Our customer, a consumer goods giant, distributed more than 200 active SKUs across a maze of regions and channels; hypermarkets, wholesalers, mom-and-pop stores, e-commerce players, pharmacy chains, and convenience networks. Volumes climbed year after year, products flew off shelves, and revenue charts kept their cheerful upward slope.
Yet profitability quietly slipped away.
And it slipped not because costs went up, nor because demand stalled, but because of a deceptively simple question:
“Do we understand the true cost of serving each region and channel and are we acting like we do?”
The Blind Spot: People don’t know the actual cost to serve
For years, the company had run its distribution like a city bus: same schedule, same stops, same rules for everyone. Whether a region demanded full-truck loads or tiny parcels, whether a channel was stable or wildly volatile, whether replenishment lanes were easy highways or winding rural roads, the company applied the same service expectations.
It was a philosophy built on fairness.
But fairness, as it turned out, was costing millions.
Some regions absorbed high logistics costs because of long-distance transportation loops. Some channels required dense, promotion-heavy activity.
Others demanded frequent replenishment with low order quantities — essentially burning margin with every delivery.
And some areas carried staggering return rates because product assortment didn’t match actual demand.
The biggest problem wasn’t operational inefficiency. It was invisible.
Executives simply couldn’t see the cost leakage because everything looked blended and averaged.
And averages — as supply chain people know — are where the truth goes to hide.
Turning on the Lights: What End-to-End Cost-to-Serve Really Meant
When the company deployed Sophus, they didn’t just “run a model.” They built a clear, end-to-end view of their network using supply chain digital twin modeling and cost-to-serve analytics—almost like installing an X-ray machine across planning, production, and distribution.
For the first time, every channel and region could be compared apples-to-apples through a full financial lens:

- Logistics cost (primary + secondary movement)
- Production and packaging cost
- Promotional and incentive to the channel
- Return ratio
- Order pattern
- Delivery frequency and drop size
- Infrastructure constraints
Instead of a single cost-to-serve number, the model produced a portfolio map showing the end to end cost to serve for each channel/product combination showing which areas were sunny and profitable, and which were brewing margin storms.
Some regions/channels were gems: high volume, predictable demand, minimal waste.
Others were burning cash: costly lanes, small drops, unstable orders, or heavy promotional dependency.
Channels behaved differently too — modern trade looked nothing like traditional trade; e-commerce demanded an entirely different cadence from pharmacy chains.
It was clarity — the kind the company had never possessed.
Differentiated Policies for Differentiated Customers
With the fog lifted, the company realized its national supply chain strategy resembled wearing the same coat in summer, winter, and a hurricane. It simply wasn’t built for the nuances of reality.
So the company redesigned its service strategy and not around customers, but around channel and regional archetypes.
Each segment received a different set of rules:
1. Minimum Order Quantities by Channel
High-cost regions no longer received tiny, margin-draining orders. Modern trade lanes aligned to pallet standards; rural distributors adopted higher MOQs to make transportation worthwhile.
2. Replenishment Frequency That Actually Made Sense
Daily trucks to slow-moving regions became a thing of the past. High-growth urban channels received more responsive cycles; distant regions shifted to economically efficient replenishment patterns.

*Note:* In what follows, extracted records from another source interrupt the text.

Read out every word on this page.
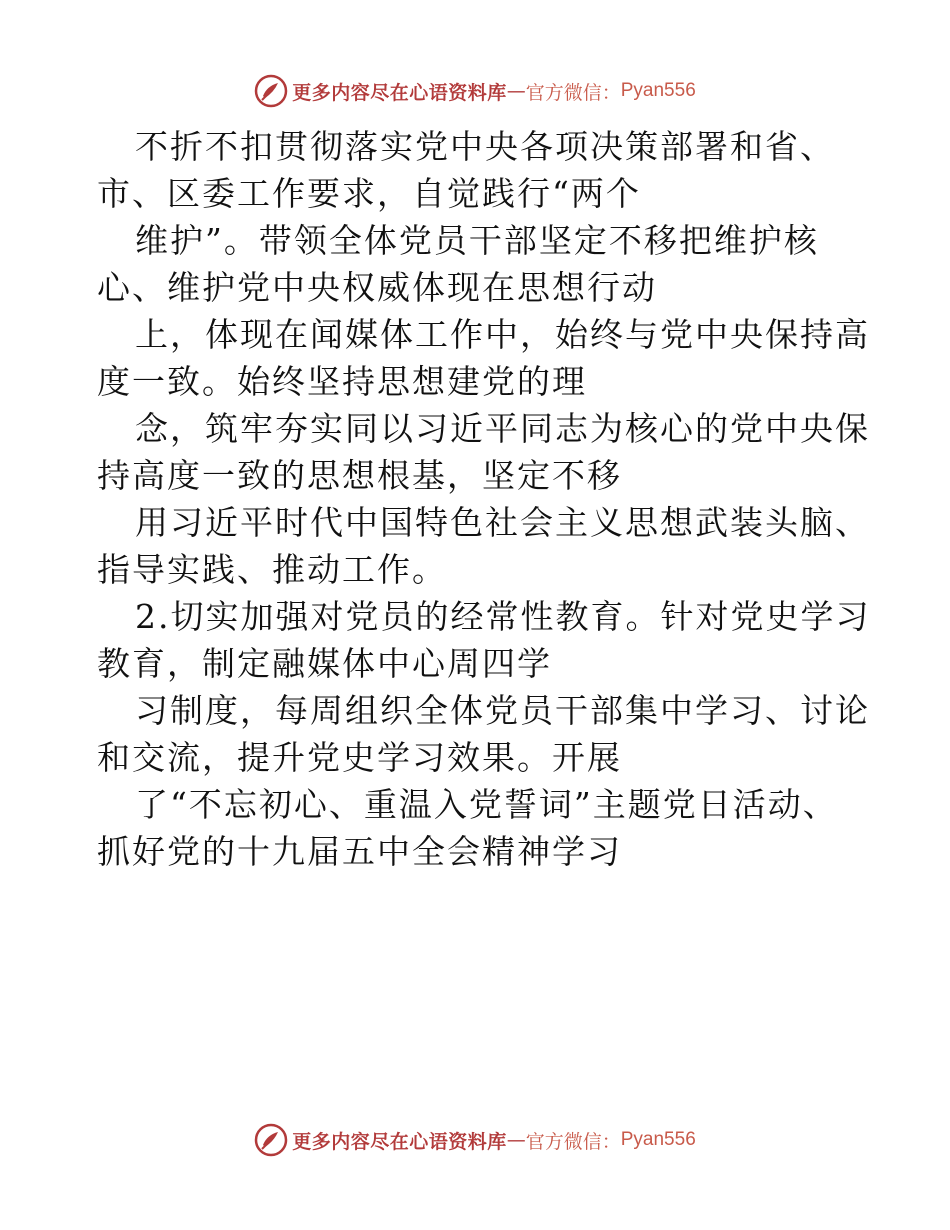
更多内容尽在心语资料库 — 官方微信： Pyan556
不折不扣贯彻落实党中央各项决策部署和省、
市、区委工作要求，自觉践行“两个
维护”。带领全体党员干部坚定不移把维护核
心、维护党中央权威体现在思想行动
上，体现在闻媒体工作中，始终与党中央保持高
度一致。始终坚持思想建党的理
念，筑牢夯实同以习近平同志为核心的党中央保
持高度一致的思想根基，坚定不移
用习近平时代中国特色社会主义思想武装头脑、
指导实践、推动工作。
2.切实加强对党员的经常性教育。针对党史学习
教育，制定融媒体中心周四学
习制度，每周组织全体党员干部集中学习、讨论
和交流，提升党史学习效果。开展
了“不忘初心、重温入党誓词”主题党日活动、
抓好党的十九届五中全会精神学习
更多内容尽在心语资料库 — 官方微信： Pyan556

3. Channel-Specific Promotional Investment
Promotions were no longer “blanket discounts.” The company could now assign marketing spend based on the actual ROI contribution of each channel.
4. Tailored Return & Expiry Policies
Regions with high expiry risk faced stricter rules; stable regions received more flexibility.

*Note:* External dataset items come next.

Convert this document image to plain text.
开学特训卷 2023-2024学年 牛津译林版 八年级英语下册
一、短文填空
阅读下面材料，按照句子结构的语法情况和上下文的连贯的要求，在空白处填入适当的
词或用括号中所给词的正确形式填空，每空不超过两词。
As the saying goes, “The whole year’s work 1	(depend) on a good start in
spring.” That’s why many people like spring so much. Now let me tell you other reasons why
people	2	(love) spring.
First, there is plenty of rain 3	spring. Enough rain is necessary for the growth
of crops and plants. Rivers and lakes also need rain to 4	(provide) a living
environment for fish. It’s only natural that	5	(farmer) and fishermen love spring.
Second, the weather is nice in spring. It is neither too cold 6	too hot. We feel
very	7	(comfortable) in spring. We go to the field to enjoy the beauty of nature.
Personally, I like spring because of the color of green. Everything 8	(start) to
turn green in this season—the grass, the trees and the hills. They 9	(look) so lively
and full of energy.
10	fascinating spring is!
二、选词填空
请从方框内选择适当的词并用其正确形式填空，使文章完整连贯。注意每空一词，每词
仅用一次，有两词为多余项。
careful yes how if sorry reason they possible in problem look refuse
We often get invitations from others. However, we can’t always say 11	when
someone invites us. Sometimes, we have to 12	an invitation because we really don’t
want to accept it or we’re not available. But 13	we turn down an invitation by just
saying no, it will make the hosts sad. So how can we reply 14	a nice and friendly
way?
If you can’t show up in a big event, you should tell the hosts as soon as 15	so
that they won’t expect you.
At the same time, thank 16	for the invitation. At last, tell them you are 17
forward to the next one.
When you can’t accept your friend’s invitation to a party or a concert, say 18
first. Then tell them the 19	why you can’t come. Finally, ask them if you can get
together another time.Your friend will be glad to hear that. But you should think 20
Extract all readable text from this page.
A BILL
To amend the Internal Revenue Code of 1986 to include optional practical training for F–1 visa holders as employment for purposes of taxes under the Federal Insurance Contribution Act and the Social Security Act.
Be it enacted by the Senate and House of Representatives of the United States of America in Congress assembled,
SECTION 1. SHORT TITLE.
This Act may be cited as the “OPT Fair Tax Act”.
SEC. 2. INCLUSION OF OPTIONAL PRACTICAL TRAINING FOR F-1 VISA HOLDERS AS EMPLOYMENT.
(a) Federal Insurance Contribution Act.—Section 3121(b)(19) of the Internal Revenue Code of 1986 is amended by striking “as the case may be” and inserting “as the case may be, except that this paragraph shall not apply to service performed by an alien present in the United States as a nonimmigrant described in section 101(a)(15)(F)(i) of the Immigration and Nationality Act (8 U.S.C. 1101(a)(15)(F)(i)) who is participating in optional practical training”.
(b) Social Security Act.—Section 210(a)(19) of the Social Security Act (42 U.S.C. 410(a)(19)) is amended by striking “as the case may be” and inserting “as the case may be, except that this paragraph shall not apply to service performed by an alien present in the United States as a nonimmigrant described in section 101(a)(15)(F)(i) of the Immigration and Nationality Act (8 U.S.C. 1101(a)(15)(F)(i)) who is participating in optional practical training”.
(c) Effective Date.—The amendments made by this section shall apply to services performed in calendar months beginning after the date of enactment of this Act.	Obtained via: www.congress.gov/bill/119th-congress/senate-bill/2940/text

5. Inventory Allocation Based on Channel Value
High-reliability, high-volume channels earned priority allocation. Volatile or low-margin channels no longer drained safety stock reserves.
Execution: From Policies to Profit
Logistics Cost Dropped by 20%Because the company stopped driving empty miles to satisfy unrealistic frequencies and inefficient drops. Write-Off Cost Dropped by 29%Better alignment of inventory with real consumption patterns meant fewer returns and less obsolete stock. Inventory Turnover Improved by 30%Stock moved according to true demand velocity, unlocking working capital while maintaining service. |
And here was the twist:
None of this harmed service levels. If anything, service became more reliable because inventory flowed where it mattered most, transportation routes were purpose-built, and supply chain teams finally stopped firefighting
The Lesson: Equality Sounds Noble — But Fairness Saves the P&L
For years, the company equated uniformity with good service.
But uniformity is expensive in a world where channels behave differently, regions demand different rhythms, and logistics economics change every 50 miles.
The breakthrough wasn’t a new warehouse or new ERP. It was a new lens.
Cost-to-Serve showed the company that:
You don’t win by serving every channel the same. You win by serving each channel according to its true economics.
And once they embraced that truth, the margins finally stopped leaking and began to grow.